Evet, vukûu muhakkak olan ‘kıyâmet’in alâmetleri, teker-teker zuhur edip duruyor. Dediğiniz gibi tüm hadiseler belki sadece İslâm coğrafyasında değil ama, katliâmlar ağırlıklı olarak bu bölgede işleniyor. Diğer alâmetler de dünyanın hemen her yerinde muhtelif toplumlarda değişik suretlerde ortaya çıkıyor. Basîret ehli olanlar görüyor, şuur ve idrâk sahibi mü’minler de herhalde ibret nazarıyla bakıp gereken dersi alıyordur. En azından öyle ümit etmek isteriz.

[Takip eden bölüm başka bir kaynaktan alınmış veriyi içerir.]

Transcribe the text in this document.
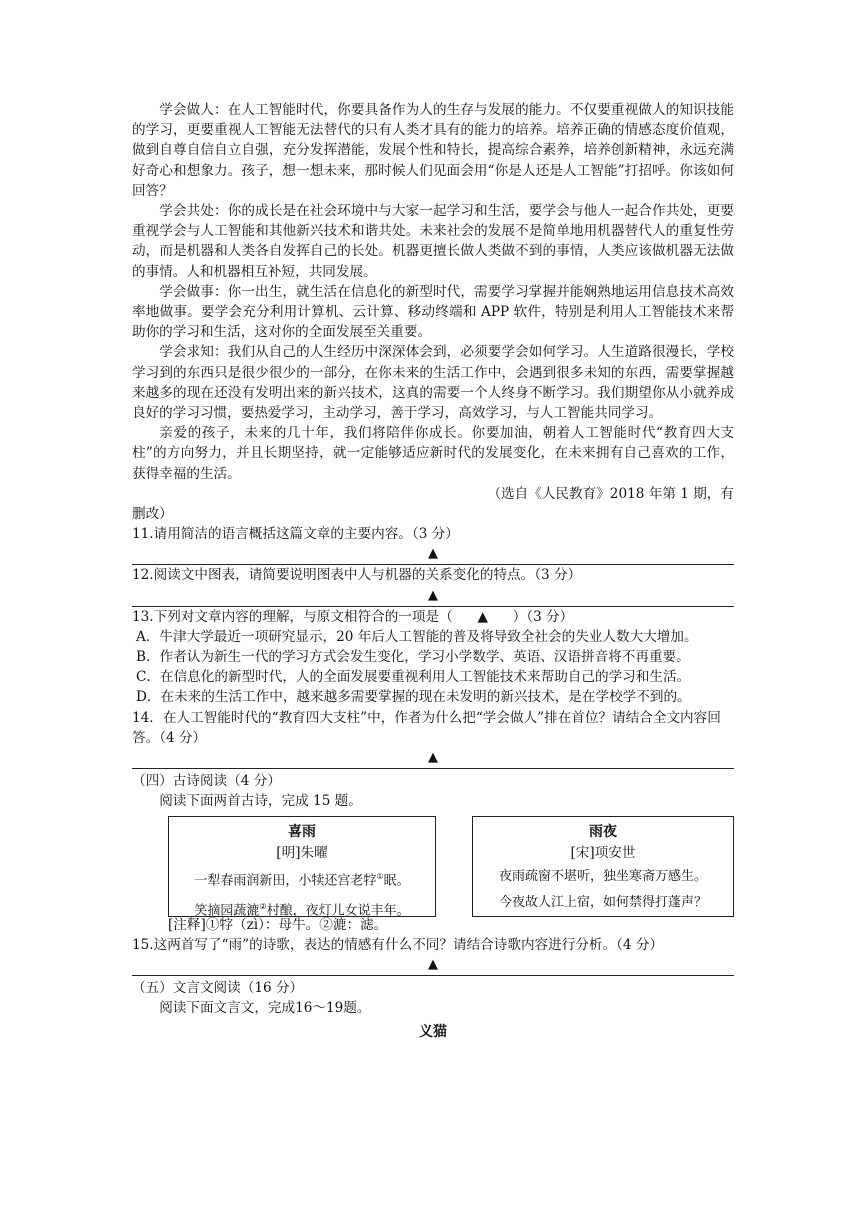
学会做人：在人工智能时代，你要具备作为人的生存与发展的能力。不仅要重视做人的知识技能的学习，更要重视人工智能无法替代的只有人类才具有的能力的培养。培养正确的情感态度价值观，做到自尊自信自立自强，充分发挥潜能，发展个性和特长，提高综合素养，培养创新精神，永远充满好奇心和想象力。孩子，想一想未来，那时候人们见面会用“你是人还是人工智能”打招呼。你该如何回答？

学会共处：你的成长是在社会环境中与大家一起学习和生活，要学会与他人一起合作共处，更要重视学会与人工智能和其他新兴技术和谐共处。未来社会的发展不是简单地用机器替代人的重复性劳动，而是机器和人类各自发挥自己的长处。机器更擅长做人类做不到的事情，人类应该做机器无法做的事情。人和机器相互补短，共同发展。

学会做事：你一出生，就生活在信息化的新型时代，需要学习掌握并能娴熟地运用信息技术高效率地做事。要学会充分利用计算机、云计算、移动终端和 APP 软件，特别是利用人工智能技术来帮助你的学习和生活，这对你的全面发展至关重要。

学会求知：我们从自己的人生经历中深深体会到，必须要学会如何学习。人生道路很漫长，学校学习到的东西只是很少很少的一部分，在你未来的生活工作中，会遇到很多未知的东西，需要掌握越来越多的现在还没有发明出来的新兴技术，这真的需要一个人终身不断学习。我们期望你从小就养成良好的学习习惯，要热爱学习，主动学习，善于学习，高效学习，与人工智能共同学习。

亲爱的孩子，未来的几十年，我们将陪伴你成长。你要加油，朝着人工智能时代“教育四大支柱”的方向努力，并且长期坚持，就一定能够适应新时代的发展变化，在未来拥有自己喜欢的工作，获得幸福的生活。

（选自《人民教育》2018 年第 1 期，有

删改）

11.请用简洁的语言概括这篇文章的主要内容。（3 分）

▲

12.阅读文中图表，请简要说明图表中人与机器的关系变化的特点。（3 分）

▲

13.下列对文章内容的理解，与原文相符合的一项是（ ▲ ）（3 分）

A．牛津大学最近一项研究显示，20 年后人工智能的普及将导致全社会的失业人数大大增加。

B．作者认为新生一代的学习方式会发生变化，学习小学数学、英语、汉语拼音将不再重要。

C．在信息化的新型时代，人的全面发展要重视利用人工智能技术来帮助自己的学习和生活。

D．在未来的生活工作中，越来越多需要掌握的现在未发明的新兴技术，是在学校学不到的。

14．在人工智能时代的“教育四大支柱”中，作者为什么把“学会做人”排在首位？请结合全文内容回答。（4 分）

▲

（四）古诗阅读（4 分）

阅读下面两首古诗，完成 15 题。

喜雨
[明]朱曜
一犁春雨润新田，小犊还宫老牸①眠。
笑摘园蔬漉②村酿，夜灯儿女说丰年。
雨夜
[宋]项安世
夜雨疏窗不堪听，独坐寒斋万感生。
今夜故人江上宿，如何禁得打蓬声？

[注释]①牸（zì）：母牛。②漉：滤。

15.这两首写了“雨”的诗歌，表达的情感有什么不同？请结合诗歌内容进行分析。（4 分）

▲

（五）文言文阅读（16 分）

阅读下面文言文，完成16～19题。

义猫
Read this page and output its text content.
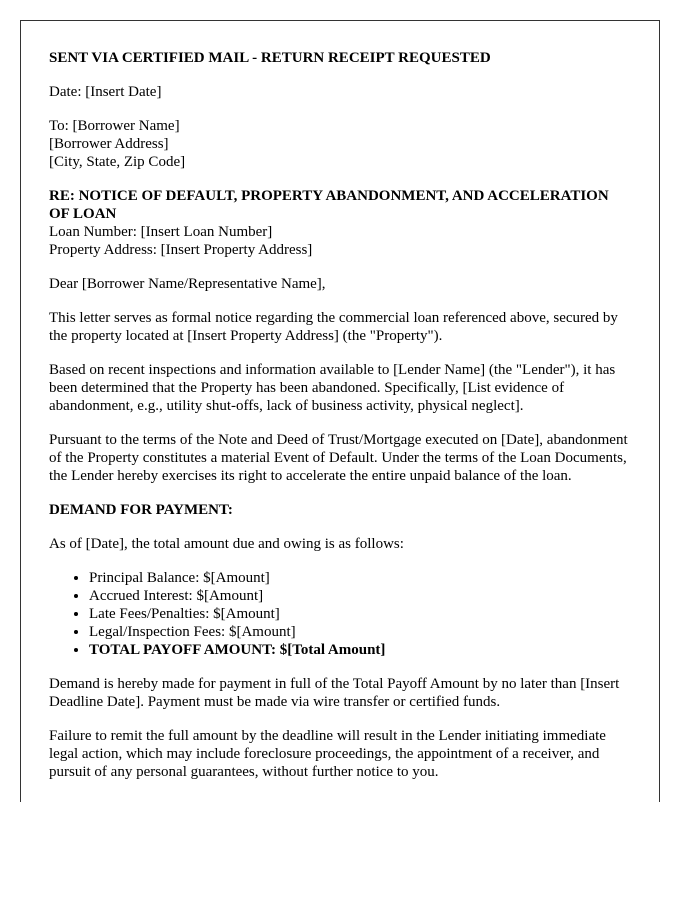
SENT VIA CERTIFIED MAIL - RETURN RECEIPT REQUESTED

Date: [Insert Date]

To: [Borrower Name]
[Borrower Address]
[City, State, Zip Code]

RE: NOTICE OF DEFAULT, PROPERTY ABANDONMENT, AND ACCELERATION OF LOAN
Loan Number: [Insert Loan Number]
Property Address: [Insert Property Address]

Dear [Borrower Name/Representative Name],

This letter serves as formal notice regarding the commercial loan referenced above, secured by the property located at [Insert Property Address] (the "Property").

Based on recent inspections and information available to [Lender Name] (the "Lender"), it has been determined that the Property has been abandoned. Specifically, [List evidence of abandonment, e.g., utility shut-offs, lack of business activity, physical neglect].

Pursuant to the terms of the Note and Deed of Trust/Mortgage executed on [Date], abandonment of the Property constitutes a material Event of Default. Under the terms of the Loan Documents, the Lender hereby exercises its right to accelerate the entire unpaid balance of the loan.

DEMAND FOR PAYMENT:

As of [Date], the total amount due and owing is as follows:

• Principal Balance: $[Amount]
• Accrued Interest: $[Amount]
• Late Fees/Penalties: $[Amount]
• Legal/Inspection Fees: $[Amount]
• TOTAL PAYOFF AMOUNT: $[Total Amount]

Demand is hereby made for payment in full of the Total Payoff Amount by no later than [Insert Deadline Date]. Payment must be made via wire transfer or certified funds.

Failure to remit the full amount by the deadline will result in the Lender initiating immediate legal action, which may include foreclosure proceedings, the appointment of a receiver, and pursuit of any personal guarantees, without further notice to you.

Daha önceki yazılarımızda da hatırlattığımız üzere, kıyâmet alâmetleri hakkındaki hadisler te’villidir, müteşâbihtir. Çoğu zaman meselelerin hakikati ibarelerde görülenlerin dışında ve farklıdır. Perdenin arkası önü gibi değildir. Bu Nebevî sözlerin anahtarı kimde, hangi vâris-i Rasûl’de ise açıklaması da haliyle onun elindedir. Binaenaleyh bu noktada efrâd-ı ümmet olarak yapabileceklerimiz, bize ulaşan rivayetleri zikretmek, onlar üzerinde yapılan şerh ve izahları nakletmekten ibaret olur. Artık bunlardan kim, neyi ne kadar anlar, anlayabilirse…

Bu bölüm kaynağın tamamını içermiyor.